# lnre_fzm: The finite Zipf-Mandelbrot (fZM) LNRE Model (zipfR) In zipfR: Statistical Models for Word Frequency Distributions

## Description

The finite Zipf-Mandelbrot (fZM) LNRE model of Evert (2004).

The constructor function `lnre.fzm` is not user-visible. It is invoked implicitly when `lnre` is called with LNRE model type `"fzm"`.

## Usage

 ```1 2 3``` ``` lnre.fzm(alpha=.8, A=1e-9, B=.01, param=list()) ## user call: lnre("fzm", spc=spc) or lnre("fzm", alpha=.8, A=1e-9, B=.01) ```

## Arguments

 `alpha` the shape parameter α, a number in the range (0,1) `A` the lower cutoff parameter A, a positive number. Note that a valid set of parameters must satisfy 0 < A < B. `B` the upper cutoff parameter B, a positive number (B > 1 is allowed although it is inconsistent with the interpretation of B) `param` a list of parameters given as name-value pairs (alternative method of parameter specification)

## Details

The parameters of the fZM model can either be specified as immediate arguments:

 ```1 2``` ``` lnre.fzm(alpha=.5, A=5e-12, B=.1) ```

or as a list of name-value pairs:

 ```1 2``` ``` lnre.fzm(param=list(alpha=.5, A=5e-12, B=.1)) ```

which is usually more convenient when the constructor is invoked by another function (such as `lnre`). If both immediate arguments and the `param` list are given, the immediate arguments override conflicting values in `param`. For any parameters that are neither specified as immediate arguments nor listed in `param`, the defaults from the function prototype are inserted.

The `lnre.fzm` constructor also checks the types and ranges of parameter values and aborts with an error message if an invalid parameter is detected.

NB: parameter estimation is faster and more robust for the inexact fZM model, so you might consider passing the `exact=FALSE` option to `lnre` unless you intend to make predictions for small sample sizes N and/or high spectrum elements E[V_m(N)] (m >> 1) with the model.

## Value

A partially initialized object of class `lnre.fzm`, which is completed and passed back to the user by the lnre function. See `lnre` for a detailed description of `lnre.fzm` objects (as a subclass of `lnre`).

## Mathematical Details

Similar to ZM, the fZM model is a LNRE re-formulation of the Zipf-Mandelbrot law for a population with a finite vocabulary size S, i.e.

pi_k = C / (k + b)^a

for k = 1, …, S. The parameters of the Zipf-Mandelbrot law are a > 1, b ≥ 0 and S (see also Baayen 2001, 101ff). The fZM model is given by the type density function

g(pi) := C * pi^(-alpha-1)

for A ≤ π ≤ B (and π = 0 otherwise), and has three parameters 0 < α < 1 and 0 < A < B ≤ 1. The normalizing constant is

C = (1 - alpha) / (B^(1-alpha) - A^(1-alpha))

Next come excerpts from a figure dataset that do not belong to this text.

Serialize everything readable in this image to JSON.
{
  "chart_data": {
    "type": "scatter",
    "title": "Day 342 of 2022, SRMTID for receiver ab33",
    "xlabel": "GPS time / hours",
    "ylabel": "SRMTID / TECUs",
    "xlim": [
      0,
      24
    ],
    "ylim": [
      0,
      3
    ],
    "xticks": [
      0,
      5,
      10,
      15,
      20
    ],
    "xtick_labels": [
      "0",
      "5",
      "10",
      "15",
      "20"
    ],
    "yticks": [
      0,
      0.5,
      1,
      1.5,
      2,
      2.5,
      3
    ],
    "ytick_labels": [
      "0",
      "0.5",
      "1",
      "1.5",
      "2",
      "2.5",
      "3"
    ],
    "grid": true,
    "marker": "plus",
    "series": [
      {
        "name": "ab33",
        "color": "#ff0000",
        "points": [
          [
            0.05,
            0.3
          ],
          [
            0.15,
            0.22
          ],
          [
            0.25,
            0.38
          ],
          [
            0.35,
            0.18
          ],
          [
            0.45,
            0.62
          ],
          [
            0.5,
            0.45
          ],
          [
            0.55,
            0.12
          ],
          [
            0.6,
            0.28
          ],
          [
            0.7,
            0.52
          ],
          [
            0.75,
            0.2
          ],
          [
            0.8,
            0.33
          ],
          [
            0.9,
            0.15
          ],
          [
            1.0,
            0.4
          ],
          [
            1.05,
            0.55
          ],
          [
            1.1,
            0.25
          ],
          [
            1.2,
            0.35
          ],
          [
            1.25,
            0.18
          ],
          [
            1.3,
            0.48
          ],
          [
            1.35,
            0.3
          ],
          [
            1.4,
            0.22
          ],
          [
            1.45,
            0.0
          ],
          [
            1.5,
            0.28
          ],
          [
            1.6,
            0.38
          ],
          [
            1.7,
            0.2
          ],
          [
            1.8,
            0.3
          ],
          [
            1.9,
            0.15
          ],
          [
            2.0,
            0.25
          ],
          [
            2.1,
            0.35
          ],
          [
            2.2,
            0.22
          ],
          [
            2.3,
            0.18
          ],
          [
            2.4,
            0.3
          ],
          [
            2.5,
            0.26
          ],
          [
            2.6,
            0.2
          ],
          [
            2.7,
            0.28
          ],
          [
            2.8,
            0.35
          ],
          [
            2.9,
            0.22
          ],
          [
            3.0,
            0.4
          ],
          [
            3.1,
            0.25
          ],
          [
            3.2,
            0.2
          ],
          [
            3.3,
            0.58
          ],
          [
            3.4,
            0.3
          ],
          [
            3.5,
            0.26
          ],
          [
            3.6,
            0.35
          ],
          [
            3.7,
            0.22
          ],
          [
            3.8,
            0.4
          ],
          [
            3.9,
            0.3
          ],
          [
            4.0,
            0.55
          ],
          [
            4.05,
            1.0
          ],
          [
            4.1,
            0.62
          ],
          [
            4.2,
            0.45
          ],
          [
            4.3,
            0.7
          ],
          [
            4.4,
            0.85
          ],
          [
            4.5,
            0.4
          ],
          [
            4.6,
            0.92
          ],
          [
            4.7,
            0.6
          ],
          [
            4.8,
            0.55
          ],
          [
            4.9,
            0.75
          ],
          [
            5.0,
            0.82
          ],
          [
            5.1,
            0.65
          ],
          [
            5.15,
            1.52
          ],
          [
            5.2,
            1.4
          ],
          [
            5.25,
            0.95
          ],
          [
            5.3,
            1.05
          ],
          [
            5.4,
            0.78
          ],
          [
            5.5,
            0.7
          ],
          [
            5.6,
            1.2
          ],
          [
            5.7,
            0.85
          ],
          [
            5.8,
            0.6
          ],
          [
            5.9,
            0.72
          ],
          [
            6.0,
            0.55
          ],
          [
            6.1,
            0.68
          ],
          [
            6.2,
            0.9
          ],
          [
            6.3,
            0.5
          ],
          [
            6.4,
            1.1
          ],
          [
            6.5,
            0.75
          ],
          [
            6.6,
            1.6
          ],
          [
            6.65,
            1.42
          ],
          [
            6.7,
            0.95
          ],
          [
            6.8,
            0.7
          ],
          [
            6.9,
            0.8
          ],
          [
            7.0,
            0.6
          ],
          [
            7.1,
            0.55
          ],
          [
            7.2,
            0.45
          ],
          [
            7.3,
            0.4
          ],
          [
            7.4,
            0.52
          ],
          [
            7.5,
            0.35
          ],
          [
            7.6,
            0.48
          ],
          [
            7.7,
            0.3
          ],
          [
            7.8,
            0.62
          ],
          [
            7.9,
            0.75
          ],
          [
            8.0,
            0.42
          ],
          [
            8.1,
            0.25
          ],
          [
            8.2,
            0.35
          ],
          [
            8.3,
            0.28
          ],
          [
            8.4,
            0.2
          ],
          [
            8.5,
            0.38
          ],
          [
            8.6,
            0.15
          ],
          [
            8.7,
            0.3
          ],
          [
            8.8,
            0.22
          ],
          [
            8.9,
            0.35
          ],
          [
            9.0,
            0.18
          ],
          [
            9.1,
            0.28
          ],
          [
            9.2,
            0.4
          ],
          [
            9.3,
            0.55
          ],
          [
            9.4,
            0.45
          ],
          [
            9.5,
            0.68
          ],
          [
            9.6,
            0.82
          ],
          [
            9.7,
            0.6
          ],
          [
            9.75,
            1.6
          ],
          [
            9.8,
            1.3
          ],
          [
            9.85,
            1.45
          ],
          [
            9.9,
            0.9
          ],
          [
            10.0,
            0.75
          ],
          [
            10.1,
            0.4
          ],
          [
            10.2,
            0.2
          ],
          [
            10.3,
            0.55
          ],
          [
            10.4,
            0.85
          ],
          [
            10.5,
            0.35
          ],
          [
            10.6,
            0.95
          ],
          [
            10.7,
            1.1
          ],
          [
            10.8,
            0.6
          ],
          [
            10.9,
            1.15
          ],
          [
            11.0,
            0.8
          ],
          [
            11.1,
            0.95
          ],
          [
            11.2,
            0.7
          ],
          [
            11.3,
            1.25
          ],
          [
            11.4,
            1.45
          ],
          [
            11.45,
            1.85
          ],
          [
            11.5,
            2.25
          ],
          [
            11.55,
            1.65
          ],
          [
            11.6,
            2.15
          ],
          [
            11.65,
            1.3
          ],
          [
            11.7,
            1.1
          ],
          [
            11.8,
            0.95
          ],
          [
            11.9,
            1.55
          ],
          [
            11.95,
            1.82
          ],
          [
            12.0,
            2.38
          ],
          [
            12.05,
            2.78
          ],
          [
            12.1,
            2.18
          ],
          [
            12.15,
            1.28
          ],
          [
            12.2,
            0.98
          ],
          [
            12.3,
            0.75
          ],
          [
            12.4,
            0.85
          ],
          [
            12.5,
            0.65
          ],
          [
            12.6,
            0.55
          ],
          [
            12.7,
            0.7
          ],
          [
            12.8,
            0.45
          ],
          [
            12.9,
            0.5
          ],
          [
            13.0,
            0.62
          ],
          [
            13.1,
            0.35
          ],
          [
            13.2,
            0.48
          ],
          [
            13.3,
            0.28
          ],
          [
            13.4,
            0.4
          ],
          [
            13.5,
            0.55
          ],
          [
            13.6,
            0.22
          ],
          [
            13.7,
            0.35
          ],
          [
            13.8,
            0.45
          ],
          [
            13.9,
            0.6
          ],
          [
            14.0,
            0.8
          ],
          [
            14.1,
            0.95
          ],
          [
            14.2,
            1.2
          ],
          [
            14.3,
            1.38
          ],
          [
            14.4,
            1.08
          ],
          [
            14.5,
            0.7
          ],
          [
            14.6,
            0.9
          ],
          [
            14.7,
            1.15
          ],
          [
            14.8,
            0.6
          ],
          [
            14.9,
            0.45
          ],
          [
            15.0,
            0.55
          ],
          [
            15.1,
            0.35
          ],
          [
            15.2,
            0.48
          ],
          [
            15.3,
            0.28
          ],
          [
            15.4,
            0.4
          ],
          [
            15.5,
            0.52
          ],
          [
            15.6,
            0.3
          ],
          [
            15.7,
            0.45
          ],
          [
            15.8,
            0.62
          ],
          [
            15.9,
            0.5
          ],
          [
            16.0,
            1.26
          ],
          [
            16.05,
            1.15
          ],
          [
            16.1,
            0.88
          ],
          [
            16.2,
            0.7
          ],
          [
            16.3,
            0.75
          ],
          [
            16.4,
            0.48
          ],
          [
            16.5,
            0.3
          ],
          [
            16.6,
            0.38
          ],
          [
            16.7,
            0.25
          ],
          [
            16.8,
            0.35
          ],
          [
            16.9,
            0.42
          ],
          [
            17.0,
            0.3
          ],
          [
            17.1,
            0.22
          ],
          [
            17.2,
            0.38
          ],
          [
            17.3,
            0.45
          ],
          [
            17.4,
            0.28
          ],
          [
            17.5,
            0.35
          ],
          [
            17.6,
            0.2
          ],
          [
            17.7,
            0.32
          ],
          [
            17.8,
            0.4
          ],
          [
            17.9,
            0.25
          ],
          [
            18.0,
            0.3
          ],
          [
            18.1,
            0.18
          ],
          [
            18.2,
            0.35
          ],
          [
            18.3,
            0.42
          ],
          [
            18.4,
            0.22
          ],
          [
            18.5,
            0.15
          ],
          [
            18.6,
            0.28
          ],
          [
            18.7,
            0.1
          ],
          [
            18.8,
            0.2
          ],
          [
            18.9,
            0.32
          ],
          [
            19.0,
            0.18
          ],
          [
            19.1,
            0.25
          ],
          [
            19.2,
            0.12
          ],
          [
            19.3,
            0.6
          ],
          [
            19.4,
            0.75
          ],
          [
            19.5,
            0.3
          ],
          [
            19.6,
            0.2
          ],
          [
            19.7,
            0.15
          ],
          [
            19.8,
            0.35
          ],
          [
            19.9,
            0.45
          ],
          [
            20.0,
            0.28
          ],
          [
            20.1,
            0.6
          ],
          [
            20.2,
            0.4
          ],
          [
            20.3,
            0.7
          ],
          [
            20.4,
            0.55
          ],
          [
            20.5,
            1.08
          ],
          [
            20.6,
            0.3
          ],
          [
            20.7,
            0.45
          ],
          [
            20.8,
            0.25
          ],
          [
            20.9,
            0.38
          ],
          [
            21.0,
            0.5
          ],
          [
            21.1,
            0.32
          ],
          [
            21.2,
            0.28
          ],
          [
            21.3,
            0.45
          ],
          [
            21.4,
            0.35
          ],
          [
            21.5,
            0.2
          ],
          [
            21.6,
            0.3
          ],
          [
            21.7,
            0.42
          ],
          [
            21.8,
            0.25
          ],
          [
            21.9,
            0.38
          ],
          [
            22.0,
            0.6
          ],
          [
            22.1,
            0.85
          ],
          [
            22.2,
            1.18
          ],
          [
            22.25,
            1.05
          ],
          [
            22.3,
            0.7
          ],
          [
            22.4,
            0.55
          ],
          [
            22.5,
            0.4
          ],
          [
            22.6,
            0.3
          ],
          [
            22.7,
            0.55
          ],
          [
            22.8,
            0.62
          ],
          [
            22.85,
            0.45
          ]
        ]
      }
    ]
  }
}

and the population vocabulary size is

S = (C / alpha) * (A^(alpha) - B^(alpha))

See Evert (2004) and the `lnre.zm` manpage for further details.

## References

Baayen, R. Harald (2001). Word Frequency Distributions. Kluwer, Dordrecht.

Evert, Stefan (2004). A simple LNRE model for random character sequences. Proceedings of JADT 2004, 411-422.

`lnre` for pointers to relevant methods and functions for objects of class `lnre`, as well as a complete listing of LNRE models implemented in the `zipfR` library.